Radio-scapho-lunate (RSL) fusion. This is used to treat arthritis between the radius and the scaphoid and lunate, usually when the lunate fossa is affected. Often this is after a fracture which has badly damaged the joint surface if the radius. Afterwards, movement will occur through the mid-carpal joint, so this must be in good shape prior to the fusion. The motion following the surgery can be improved by excising the end part of the scaphoid and even the triquetrum. However, later mid carpal arthritis may be associated with excision of the triquetrum. I perform this type of surgery as an open procedure, at this stage.

There are other forms of partial wrist fusion, such as mid-carpal (MC), scapho-capitate (SC), capito-hamate (CH), luno-triquetral (LT), scapholunate (SL), and scapho-trapezial-trapezoid (STT), but these are uncommon, and usually performed for non-arthritic conditions, such as instability or Kienbock’s disease.

2.Total wrist fusion

This involved making the wrist solid bone, from the radius to the metacarpal. Sometimes it is the only option. Although many patients don’t like the idea, which is understandable, when one has a stiff painful wrist, having a stiff painless wrist is not such a bad option. The surgery involves removing all the cartilage and subchondral (hard external) bone from the wrist bones, and compressing them together with a plate and screws, so that they heal together like a fracture. After the bones have healed, the plate is redundant, and can be removed if it is an irritation.

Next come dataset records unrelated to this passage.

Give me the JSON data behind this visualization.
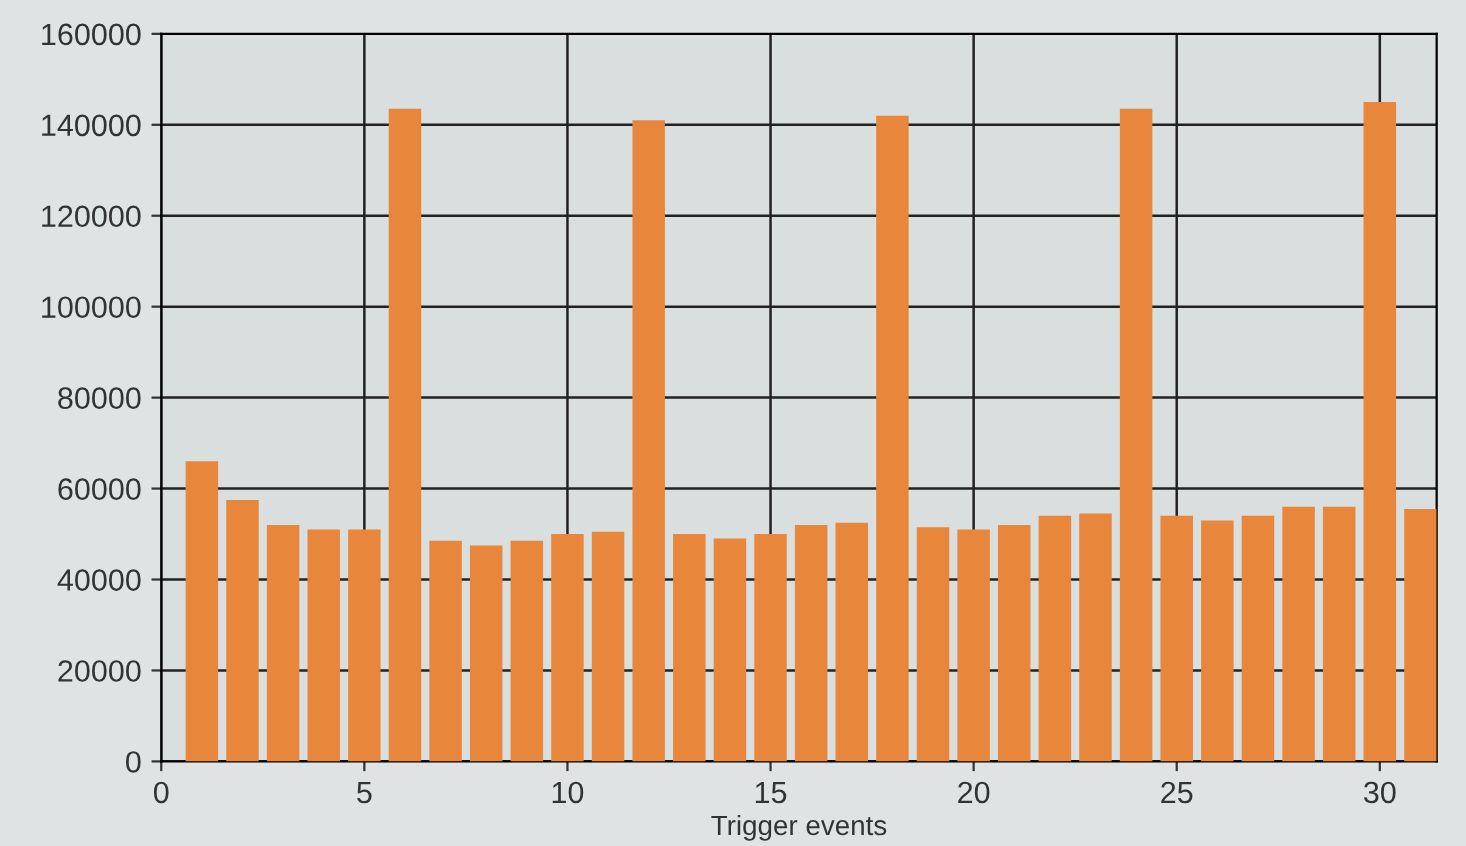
{
  "chart_data": {
    "type": "bar",
    "xlabel": "Trigger events",
    "x": [
      1,
      2,
      3,
      4,
      5,
      6,
      7,
      8,
      9,
      10,
      11,
      12,
      13,
      14,
      15,
      16,
      17,
      18,
      19,
      20,
      21,
      22,
      23,
      24,
      25,
      26,
      27,
      28,
      29,
      30,
      31
    ],
    "values": [
      66000,
      57500,
      52000,
      51000,
      51000,
      143500,
      48500,
      47500,
      48500,
      50000,
      50500,
      141000,
      50000,
      49000,
      50000,
      52000,
      52500,
      142000,
      51500,
      51000,
      52000,
      54000,
      54500,
      143500,
      54000,
      53000,
      54000,
      56000,
      56000,
      145000,
      55500
    ],
    "color": "#e8873c",
    "xlim": [
      0,
      31.4
    ],
    "xticks": [
      0,
      5,
      10,
      15,
      20,
      25,
      30
    ],
    "ylim": [
      0,
      160000
    ],
    "yticks": [
      0,
      20000,
      40000,
      60000,
      80000,
      100000,
      120000,
      140000,
      160000
    ],
    "grid": true
  }
}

Total wrist fusion has been a reliable option for patients with wrist arthritis for many years.

3. Wrist denervation

This involves excision of nerves which carry pain from the wrist. A total wrist denervation requires a significant surgical exposure, I do not perform this technque. A partial wrist denervation is a much less invasive procedure, and can improve pain to a significant degree. In this procedure, two main nerves, the anterior and posterior interosseous nerves are divided through one or two small incisions. To predict the effect of this surgery, the nerves can be temporarily “blocked” with local anaesthetic. If the improvement in pain following the block is significant, then this suggests the surgery may be worthwhile. It is possible to try this surgery if arthroscopic assessment suggests that wrist simplification is not possible, and the patient does not want either a total wrist fusion or arthroplasty initially.

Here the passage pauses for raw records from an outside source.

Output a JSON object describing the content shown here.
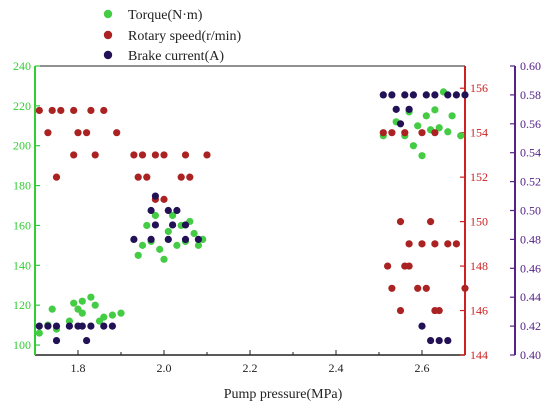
{
  "chart_data": {
    "type": "scatter",
    "xlabel": "Pump pressure(MPa)",
    "xlim": [
      1.7,
      2.7
    ],
    "xticks": [
      1.8,
      2.0,
      2.2,
      2.4,
      2.6
    ],
    "xtick_labels": [
      "1.8",
      "2.0",
      "2.2",
      "2.4",
      "2.6"
    ],
    "axes": {
      "left": {
        "ylim": [
          95,
          240
        ],
        "ticks": [
          100,
          120,
          140,
          160,
          180,
          200,
          220,
          240
        ],
        "tick_labels": [
          "100",
          "120",
          "140",
          "160",
          "180",
          "200",
          "220",
          "240"
        ],
        "color": "#33cc33"
      },
      "right1": {
        "ylim": [
          144,
          157
        ],
        "ticks": [
          144,
          146,
          148,
          150,
          152,
          154,
          156
        ],
        "tick_labels": [
          "144",
          "146",
          "148",
          "150",
          "152",
          "154",
          "156"
        ],
        "color": "#cc2222"
      },
      "right2": {
        "ylim": [
          0.4,
          0.6
        ],
        "ticks": [
          0.4,
          0.42,
          0.44,
          0.46,
          0.48,
          0.5,
          0.52,
          0.54,
          0.56,
          0.58,
          0.6
        ],
        "tick_labels": [
          "0.40",
          "0.42",
          "0.44",
          "0.46",
          "0.48",
          "0.50",
          "0.52",
          "0.54",
          "0.56",
          "0.58",
          "0.60"
        ],
        "color": "#552288"
      }
    },
    "grid": false,
    "legend": "top-center",
    "series": [
      {
        "name": "Torque(N·m)",
        "axis": "left",
        "color": "#44cc44",
        "points": [
          [
            1.71,
            106
          ],
          [
            1.73,
            110
          ],
          [
            1.75,
            108
          ],
          [
            1.74,
            118
          ],
          [
            1.78,
            112
          ],
          [
            1.8,
            118
          ],
          [
            1.79,
            121
          ],
          [
            1.81,
            116
          ],
          [
            1.81,
            122
          ],
          [
            1.83,
            124
          ],
          [
            1.84,
            120
          ],
          [
            1.86,
            114
          ],
          [
            1.88,
            115
          ],
          [
            1.9,
            116
          ],
          [
            1.85,
            112
          ],
          [
            1.94,
            145
          ],
          [
            1.95,
            150
          ],
          [
            1.96,
            160
          ],
          [
            1.97,
            152
          ],
          [
            1.98,
            165
          ],
          [
            1.99,
            148
          ],
          [
            2.0,
            143
          ],
          [
            2.01,
            157
          ],
          [
            2.02,
            165
          ],
          [
            2.03,
            150
          ],
          [
            2.04,
            160
          ],
          [
            2.05,
            152
          ],
          [
            2.06,
            162
          ],
          [
            2.07,
            156
          ],
          [
            2.08,
            150
          ],
          [
            2.09,
            153
          ],
          [
            2.51,
            205
          ],
          [
            2.54,
            212
          ],
          [
            2.56,
            205
          ],
          [
            2.57,
            217
          ],
          [
            2.58,
            200
          ],
          [
            2.59,
            210
          ],
          [
            2.6,
            195
          ],
          [
            2.61,
            215
          ],
          [
            2.62,
            208
          ],
          [
            2.63,
            218
          ],
          [
            2.64,
            209
          ],
          [
            2.65,
            227
          ],
          [
            2.66,
            207
          ],
          [
            2.67,
            215
          ],
          [
            2.69,
            205
          ]
        ]
      },
      {
        "name": "Rotary speed(r/min)",
        "axis": "right1",
        "color": "#aa2222",
        "points": [
          [
            1.71,
            155
          ],
          [
            1.74,
            155
          ],
          [
            1.76,
            155
          ],
          [
            1.73,
            154
          ],
          [
            1.75,
            152
          ],
          [
            1.79,
            155
          ],
          [
            1.83,
            155
          ],
          [
            1.86,
            155
          ],
          [
            1.8,
            154
          ],
          [
            1.82,
            154
          ],
          [
            1.89,
            154
          ],
          [
            1.79,
            153
          ],
          [
            1.84,
            153
          ],
          [
            1.93,
            153
          ],
          [
            1.95,
            153
          ],
          [
            1.98,
            153
          ],
          [
            2.0,
            153
          ],
          [
            2.05,
            153
          ],
          [
            2.1,
            153
          ],
          [
            1.94,
            152
          ],
          [
            1.96,
            152
          ],
          [
            2.04,
            152
          ],
          [
            2.06,
            152
          ],
          [
            1.98,
            151
          ],
          [
            2.0,
            151
          ],
          [
            2.51,
            154
          ],
          [
            2.53,
            154
          ],
          [
            2.56,
            154
          ],
          [
            2.6,
            154
          ],
          [
            2.63,
            154
          ],
          [
            2.55,
            150
          ],
          [
            2.62,
            150
          ],
          [
            2.57,
            149
          ],
          [
            2.6,
            149
          ],
          [
            2.63,
            149
          ],
          [
            2.66,
            149
          ],
          [
            2.68,
            149
          ],
          [
            2.52,
            148
          ],
          [
            2.56,
            148
          ],
          [
            2.57,
            148
          ],
          [
            2.53,
            147
          ],
          [
            2.59,
            147
          ],
          [
            2.61,
            147
          ],
          [
            2.7,
            147
          ],
          [
            2.55,
            146
          ],
          [
            2.63,
            146
          ],
          [
            2.64,
            146
          ]
        ]
      },
      {
        "name": "Brake current(A)",
        "axis": "right2",
        "color": "#221155",
        "points": [
          [
            1.71,
            0.42
          ],
          [
            1.73,
            0.42
          ],
          [
            1.75,
            0.42
          ],
          [
            1.78,
            0.42
          ],
          [
            1.8,
            0.42
          ],
          [
            1.81,
            0.42
          ],
          [
            1.83,
            0.42
          ],
          [
            1.86,
            0.42
          ],
          [
            1.88,
            0.42
          ],
          [
            1.75,
            0.41
          ],
          [
            1.82,
            0.41
          ],
          [
            1.93,
            0.48
          ],
          [
            1.97,
            0.48
          ],
          [
            2.01,
            0.48
          ],
          [
            2.05,
            0.48
          ],
          [
            2.08,
            0.48
          ],
          [
            1.98,
            0.49
          ],
          [
            2.02,
            0.49
          ],
          [
            2.05,
            0.49
          ],
          [
            1.97,
            0.5
          ],
          [
            2.01,
            0.5
          ],
          [
            2.03,
            0.5
          ],
          [
            1.98,
            0.51
          ],
          [
            2.51,
            0.58
          ],
          [
            2.53,
            0.58
          ],
          [
            2.56,
            0.58
          ],
          [
            2.58,
            0.58
          ],
          [
            2.61,
            0.58
          ],
          [
            2.63,
            0.58
          ],
          [
            2.66,
            0.58
          ],
          [
            2.68,
            0.58
          ],
          [
            2.7,
            0.58
          ],
          [
            2.54,
            0.57
          ],
          [
            2.57,
            0.57
          ],
          [
            2.55,
            0.56
          ],
          [
            2.62,
            0.41
          ],
          [
            2.64,
            0.41
          ],
          [
            2.66,
            0.41
          ],
          [
            2.6,
            0.42
          ]
        ]
      }
    ]
  }
}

4. Arthroscopic debridement

“Cleaning-up” arthritic knee joints with arthroscopic surgery probably has no benefit. However, in the wrist, with certain conditions, such as early SLAC wrist (scapholunate advanced collapse), arthroscopic resection of 4mm of the tip of the radius may relieve bone on bone contact between the arthritic parts of the radius and scaphoid. A more aggressive “radial column resection arthroplasty” has also been described, with pleasing early recovery, and reasonable longer term results.

5. Wrist arthroplasty

Replacing the wrist joint with an artificial joint has had significant problems for many years. Typically, it has been rare to find a patient who is ideal for this procedure – an older lady who has painful osteoarthritis, with low demands, who doesn’t wish to loose motion with a fusion. More recently, a new design has become popular, with promises of improved longevity and durability. This has led to some surgeons using wrist replacements even in young, active male patients, with a technique that is relatively straight forward. Although the idea is appealing, I remain a little wary of this approach, especially when the wrist often lends itself to motion preserving partial fusions. Recent reports of failure of this type of joint replacement noted wear particles – both ketone and chromium, and suggested on going careful surveillance where these joints have been used, especially in young patients. Given the recent problem of chromium particles following some metal on metal hip replacements, this is not going to be my “go to” procedure for arthritic wrists. At least not for now.